We assume that our lives will go according to our plans–education, family, career. But we sometimes encounter things beyond our control that keep us from following the path we predicted for ourselves.
When these disruptions come along, it can be very difficult to maintain peace of mind as we pick up the pieces and try to get back on track. But it can be done. Many great figures in history had failures that could have stopped them, but instead they forged ahead and achieved amazing things for humanity.
A good example is experiencing an accident. Despite all your careful planning–obeying traffic laws, wearing your seat belt, maintaining your vehicle, and so on–you end up injured and off work for an extended period of time. The mistakes of someone else, in this case, have gotten you off course. It is incidents like these that can have a long-term affect on your life.
In order to bounce back and move forward after an unplanned setback like an accident, we have to know how to go about regaining our sense of direction and balance. This takes several steps.
Build A Recovery Plan
It is a lonely feeling to be mired in a daily routine of bed rest and doctor visits. You are unable to work, unable to maintain your home, and unable to socialize as you once did. The physical recovery can be slow and grueling, and in the meantime your income is probably reduced even as large medical bills roll in.
As distant a need as it may seem at the time, you need to contact a personal injury law firm as soon as your health permits it. The wheels of justice turn slowly, so every minute of head start you can get is a minute sooner that your compensation will come.
The same applies to any other setback. If you come up short academically in an educational program, you need to find a new curriculum that better suits your talents. If your job relocates, you need to examine your options for a less volatile career. And so on. The important thing is to get a plan established for getting back to normal.
Maintain A Routine
When you’re off work or school for an extended period, it’s important to keep the days from smearing together into a long series of TV shows and Internet. This can erode your happiness and create a long-term impact on your spiritual health, as well as slowing your physical recovery.

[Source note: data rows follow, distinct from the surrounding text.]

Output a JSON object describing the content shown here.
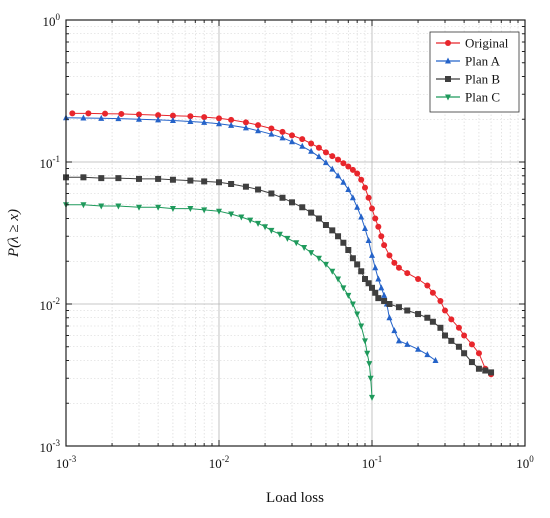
{
  "chart_data": {
    "type": "scatter",
    "title": "",
    "xlabel": "Load loss",
    "ylabel": "P(λ ≥ x)",
    "xscale": "log",
    "yscale": "log",
    "xlim": [
      0.001,
      1
    ],
    "ylim": [
      0.001,
      1
    ],
    "grid": true,
    "legend_position": "top-right",
    "x_ticks": [
      {
        "value": 0.001,
        "base": "10",
        "exp": "-3"
      },
      {
        "value": 0.01,
        "base": "10",
        "exp": "-2"
      },
      {
        "value": 0.1,
        "base": "10",
        "exp": "-1"
      },
      {
        "value": 1,
        "base": "10",
        "exp": "0"
      }
    ],
    "y_ticks": [
      {
        "value": 0.001,
        "base": "10",
        "exp": "-3"
      },
      {
        "value": 0.01,
        "base": "10",
        "exp": "-2"
      },
      {
        "value": 0.1,
        "base": "10",
        "exp": "-1"
      },
      {
        "value": 1,
        "base": "10",
        "exp": "0"
      }
    ],
    "series": [
      {
        "name": "Original",
        "color": "#e8262c",
        "marker": "circle",
        "x": [
          0.0011,
          0.0014,
          0.0018,
          0.0023,
          0.003,
          0.004,
          0.005,
          0.0065,
          0.008,
          0.01,
          0.012,
          0.015,
          0.018,
          0.022,
          0.026,
          0.03,
          0.035,
          0.04,
          0.045,
          0.05,
          0.055,
          0.06,
          0.065,
          0.07,
          0.075,
          0.08,
          0.085,
          0.09,
          0.095,
          0.1,
          0.105,
          0.11,
          0.115,
          0.12,
          0.13,
          0.14,
          0.15,
          0.17,
          0.2,
          0.23,
          0.25,
          0.28,
          0.3,
          0.33,
          0.37,
          0.4,
          0.45,
          0.5,
          0.55,
          0.6
        ],
        "y": [
          0.22,
          0.22,
          0.219,
          0.218,
          0.216,
          0.214,
          0.212,
          0.21,
          0.207,
          0.203,
          0.198,
          0.19,
          0.182,
          0.172,
          0.163,
          0.154,
          0.145,
          0.135,
          0.126,
          0.117,
          0.11,
          0.104,
          0.098,
          0.093,
          0.088,
          0.083,
          0.075,
          0.066,
          0.056,
          0.047,
          0.04,
          0.035,
          0.03,
          0.026,
          0.022,
          0.0195,
          0.018,
          0.0165,
          0.015,
          0.0135,
          0.012,
          0.0105,
          0.009,
          0.0078,
          0.0068,
          0.006,
          0.0052,
          0.0045,
          0.0035,
          0.0032
        ]
      },
      {
        "name": "Plan A",
        "color": "#2563c9",
        "marker": "triangle-up",
        "x": [
          0.001,
          0.0013,
          0.0017,
          0.0022,
          0.003,
          0.004,
          0.005,
          0.0065,
          0.008,
          0.01,
          0.012,
          0.015,
          0.018,
          0.022,
          0.026,
          0.03,
          0.035,
          0.04,
          0.045,
          0.05,
          0.055,
          0.06,
          0.065,
          0.07,
          0.075,
          0.08,
          0.085,
          0.09,
          0.095,
          0.1,
          0.105,
          0.11,
          0.115,
          0.12,
          0.125,
          0.13,
          0.14,
          0.15,
          0.17,
          0.2,
          0.23,
          0.26
        ],
        "y": [
          0.205,
          0.204,
          0.203,
          0.202,
          0.2,
          0.198,
          0.196,
          0.193,
          0.19,
          0.186,
          0.181,
          0.174,
          0.166,
          0.157,
          0.148,
          0.139,
          0.129,
          0.119,
          0.109,
          0.099,
          0.089,
          0.08,
          0.072,
          0.064,
          0.056,
          0.048,
          0.041,
          0.034,
          0.028,
          0.022,
          0.018,
          0.015,
          0.013,
          0.0115,
          0.01,
          0.008,
          0.0065,
          0.0055,
          0.0052,
          0.0048,
          0.0044,
          0.004
        ]
      },
      {
        "name": "Plan B",
        "color": "#3f3f3f",
        "marker": "square",
        "x": [
          0.001,
          0.0013,
          0.0017,
          0.0022,
          0.003,
          0.004,
          0.005,
          0.0065,
          0.008,
          0.01,
          0.012,
          0.015,
          0.018,
          0.022,
          0.026,
          0.03,
          0.035,
          0.04,
          0.045,
          0.05,
          0.055,
          0.06,
          0.065,
          0.07,
          0.075,
          0.08,
          0.085,
          0.09,
          0.095,
          0.1,
          0.105,
          0.11,
          0.12,
          0.13,
          0.15,
          0.17,
          0.2,
          0.23,
          0.25,
          0.28,
          0.3,
          0.33,
          0.37,
          0.4,
          0.45,
          0.5,
          0.55,
          0.6
        ],
        "y": [
          0.078,
          0.078,
          0.077,
          0.077,
          0.076,
          0.076,
          0.075,
          0.074,
          0.073,
          0.072,
          0.07,
          0.067,
          0.064,
          0.06,
          0.056,
          0.052,
          0.048,
          0.044,
          0.04,
          0.036,
          0.033,
          0.03,
          0.027,
          0.024,
          0.021,
          0.019,
          0.017,
          0.015,
          0.014,
          0.013,
          0.012,
          0.011,
          0.0105,
          0.01,
          0.0095,
          0.009,
          0.0085,
          0.008,
          0.0075,
          0.0068,
          0.006,
          0.0055,
          0.005,
          0.0045,
          0.0039,
          0.0035,
          0.0034,
          0.0033
        ]
      },
      {
        "name": "Plan C",
        "color": "#1f9a5c",
        "marker": "triangle-down",
        "x": [
          0.001,
          0.0013,
          0.0017,
          0.0022,
          0.003,
          0.004,
          0.005,
          0.0065,
          0.008,
          0.01,
          0.012,
          0.014,
          0.016,
          0.018,
          0.02,
          0.022,
          0.025,
          0.028,
          0.032,
          0.036,
          0.04,
          0.045,
          0.05,
          0.055,
          0.06,
          0.065,
          0.07,
          0.075,
          0.08,
          0.085,
          0.09,
          0.093,
          0.096,
          0.098,
          0.1
        ],
        "y": [
          0.05,
          0.05,
          0.049,
          0.049,
          0.048,
          0.048,
          0.047,
          0.047,
          0.046,
          0.045,
          0.043,
          0.041,
          0.039,
          0.037,
          0.035,
          0.033,
          0.031,
          0.029,
          0.027,
          0.025,
          0.023,
          0.021,
          0.019,
          0.017,
          0.015,
          0.013,
          0.0115,
          0.01,
          0.0085,
          0.007,
          0.0055,
          0.0045,
          0.0038,
          0.003,
          0.0022
        ]
      }
    ]
  }
}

Structure your day, even when it doesn’t seem to need it. First write in the necessities–doctor appointments, physical therapy times, legal consultations–and then some time to be outdoors, even if it’s just to sit in a chair and read or relax. Find spiritual time for religious meditation or inspirational entertainment. And don’t neglect human interaction! Find friends who can spend time with you as you recover.
The important thing is to plant some trees in your routine; that is, to establish immovable things that help you frame up the rest of your day. Once those are in place, you will find that it’s much easier to avoid an endless string of unshaven days spent on the couch staring at game shows.
Address The Cause
An ounce of prevention is worth a pound of cure, as they say. When we get knocked off our planned path, it can be easy to fall into a blame game. But it’s important not to go in that direction as you begin to identify what the underlying problem is. If you’ve had a car accident, the cause can be obvious: Someone made a mistake, and now you’re hurt.
But maybe an incident of poor scheduling on your part put you on the road in a place where distracted drivers are numerous. It’s still not your fault, but sometimes we can take steps to avoid being in those dangerous situations. If you go for a walk in the woods and wander off the trail into the path of a snake, it’s not your fault you were bitten, but you’d be wise to stay on the path next time.
Again, this is not about blaming yourself for the mistakes of others. It’s about reducing the feeling of helplessness you get when something bad happens, and giving you a strategy to feel more confident later that you can avoid a repeat of the incident. And sometimes avoiding a repeat of history is the best way to move past it.
Stewart Walker says
Thought provoking read and it makes a lot of sense. I once attended a management training course and one of the first things the trainer said was ” Everything that has happened in your life is your own fault”. Well you can only imagine the uproar, but by the end of the course we all understood that what he was implying was, that due to the series of decisions we make puts us at the point and plave in time.